LOANS

Rapid growth of Canadian car loans prompts caution flag

A SOLD sign on a new 2015 Jeep at the Bay King Motors dealership in Hamilton, Ontario on Thursday, May 14, 2015. Consumer desire for low payments has driven up Canadian auto debt. (Peter Power for The Globe and Mail)

While alarms ring about debt in Canada, changes in the way Canadians finance their car purchases are fuelling a debate about whether the auto loan business needs to be restructured.

Loans that drivers are taking out to buy new vehicles are growing much faster than inflation and gross domestic product, jumping 13 per cent in the fourth quarter of 2014 from a year earlier. The Bank of Canada raised a caution flag last December about auto debt generally, and fretted that the terms of loans might be growing too long.

That concern stems from a drastic change in how drivers finance car purchases. Before the 2008-09 recession, leasing represented nearly half the new vehicle financing market in Canada.

When the credit crunch wiped out leasing, lenders moved in with loans as long as eight years – including interest-free offerings – to address the No. 1 concern among most car buyers, which is to keep monthly payments as low as possible.

But the fear raised by the central bank and shared by some bankers, auto industry executives and even some dealers is that things have gotten out of hand.

“We’re now starting to recognize that longer-term loans are not good for the industry, it’s not good for the consumer and it’s not good for anyone,” Ray O’Kane, managing director and head of national dealer finance for Bank of Montreal said in an interview. “An awful lot of customers that have a really good credit rating in my mind are making ill-informed or poorly informed financial decisions.”

Auto debt has grown as auto makers revel in what is the best of times for the Canadian market. Vehicle sales topped a 10-year-old record in 2013, broke that record last year and were 4 per cent higher than the 2014 pace through the first four months of this year.

Loans of six years or longer are helping to fuel those sales. They accounted for 66 per cent of auto loans in April, which was down from a recent peak of 69 per cent in August, 2014, according to data compiled by consulting firm J.D. Power and Associates.

Mr. O’Kane’s worry is that even though vehicles are more durable than ever, the technology in them is changing so quickly that drivers will want to trade them in long before the term of the loan is complete and the vehicles paid off.

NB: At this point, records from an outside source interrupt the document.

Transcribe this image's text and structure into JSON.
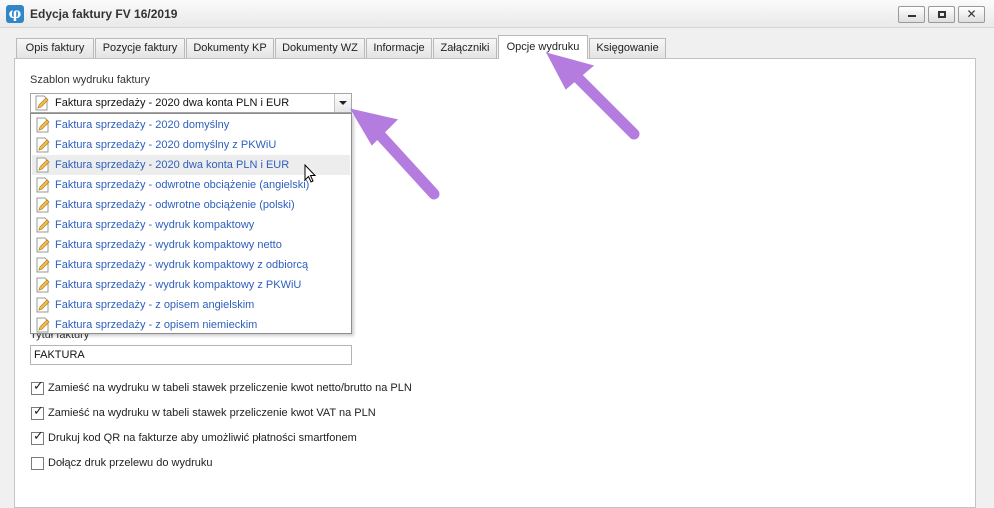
{
  "window": {
    "title": "Edycja faktury FV 16/2019",
    "icon_glyph": "φ",
    "close_glyph": "✕"
  },
  "tabs": [
    {
      "label": "Opis faktury"
    },
    {
      "label": "Pozycje faktury"
    },
    {
      "label": "Dokumenty KP"
    },
    {
      "label": "Dokumenty WZ"
    },
    {
      "label": "Informacje"
    },
    {
      "label": "Załączniki"
    },
    {
      "label": "Opcje wydruku",
      "active": true
    },
    {
      "label": "Księgowanie"
    }
  ],
  "template": {
    "label": "Szablon wydruku faktury",
    "selected": "Faktura sprzedaży - 2020 dwa konta PLN i EUR",
    "options": [
      "Faktura sprzedaży - 2020 domyślny",
      "Faktura sprzedaży - 2020 domyślny z PKWiU",
      "Faktura sprzedaży - 2020 dwa konta PLN i EUR",
      "Faktura sprzedaży - odwrotne obciążenie (angielski)",
      "Faktura sprzedaży - odwrotne obciążenie (polski)",
      "Faktura sprzedaży - wydruk kompaktowy",
      "Faktura sprzedaży - wydruk kompaktowy netto",
      "Faktura sprzedaży - wydruk kompaktowy z odbiorcą",
      "Faktura sprzedaży - wydruk kompaktowy z PKWiU",
      "Faktura sprzedaży - z opisem angielskim",
      "Faktura sprzedaży - z opisem niemieckim"
    ],
    "highlighted_index": 2
  },
  "invoice_title": {
    "label": "Tytuł faktury",
    "value": "FAKTURA"
  },
  "options": [
    {
      "label": "Zamieść na wydruku w tabeli stawek przeliczenie kwot netto/brutto na PLN",
      "checked": true
    },
    {
      "label": "Zamieść na wydruku w tabeli stawek przeliczenie kwot VAT na PLN",
      "checked": true
    },
    {
      "label": "Drukuj kod QR na fakturze aby umożliwić płatności smartfonem",
      "checked": true
    },
    {
      "label": "Dołącz druk przelewu do wydruku",
      "checked": false
    }
  ],
  "colors": {
    "arrow": "#b57ce0",
    "option_text": "#2e5fbe"
  },
  "check_glyph": "✓"
}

“Somebody has a two- or three-year-old car and their neighbour gets a new car – all of a sudden their car feels old,” he said.

But if the owner of the older car is only two years into paying off a seven-year loan, he could find the amount remaining on the loan is more than the car he’s trading in is worth.

Mr. O’Kane believes dealers and lenders should make sure consumers are aware that a five-year loan will cost less than an eight-year loan even though the monthly payments are higher on shorter-term financing.

“If after three to four years you get disillusioned with the car, you have built up some equity and you can turn it,” he noted. “The problem I’m having is we’re not having these conversations with the consumers.”

Industry analyst Dennis DesRosiers is a firm believer that concerns about auto debt and long-term loans are overblown. If drivers plan to hang on to their vehicles for six, seven or eight years, there’s nothing wrong with financing them over those same periods, Mr. DesRosiers said.

“What the vehicle companies worry about is longer amortizations lead to longer ownership cycles,” he said. “I think it’s the exact opposite. Because we have a longer ownership cycle, we have longer amortizations.”

He noted that leasing has bounced back from the low levels it hit during the recession to about 25 per cent of the market.

The return of leasing helps, Mr. O’Kane said, but he added that consumers need to realize that a lease is effectively a long-term rental, they can be liable for wear and tear and are subject to penalties if they exceed the annual kilometre limits.

Consumers need to be as well-educated on what he calls the “back end” of a car purchase as they are when they walk into a dealership fully armed with knowledge about the features of the vehicles on display, he said.

“I’ve asked my team here to talk about how we can talk to the dealers, but we’re leaving it up to them to have that conservation [with buyers],” he said.

There’s no doubt that people taking out auto loans or any kind of debt need to live within their means, said Jeff Schwartz, executive director of Consolidated Credit Counseling Services of Canada Inc.

“As consumers, we have to be fiscally responsible,” Mr. Schwartz said. “We have to look and say, ‘what can we truly afford?’ Just because somebody is willing to give it to us doesn’t necessarily mean we can afford it.”

Brian Moynihan found that out the hard way. Through a series of trade-ins, the 61-year-old Vancouver retiree found himself owing $43,000 last year on a pickup truck. Then his pension was cut and his income fell from $4,000 a month to $3,100.

He was paying $580 a month on the truck plus insurance, so he gave it up and now he doesn’t own a vehicle. He is in the process of moving in with a friend to reduce his rent and help pay off other debts.

“I should not be in the position I’m in, but I am,” he said. “That’s my doing.”

The pension didn’t help, he acknowledged, but he plans to be debt-free in a couple of years.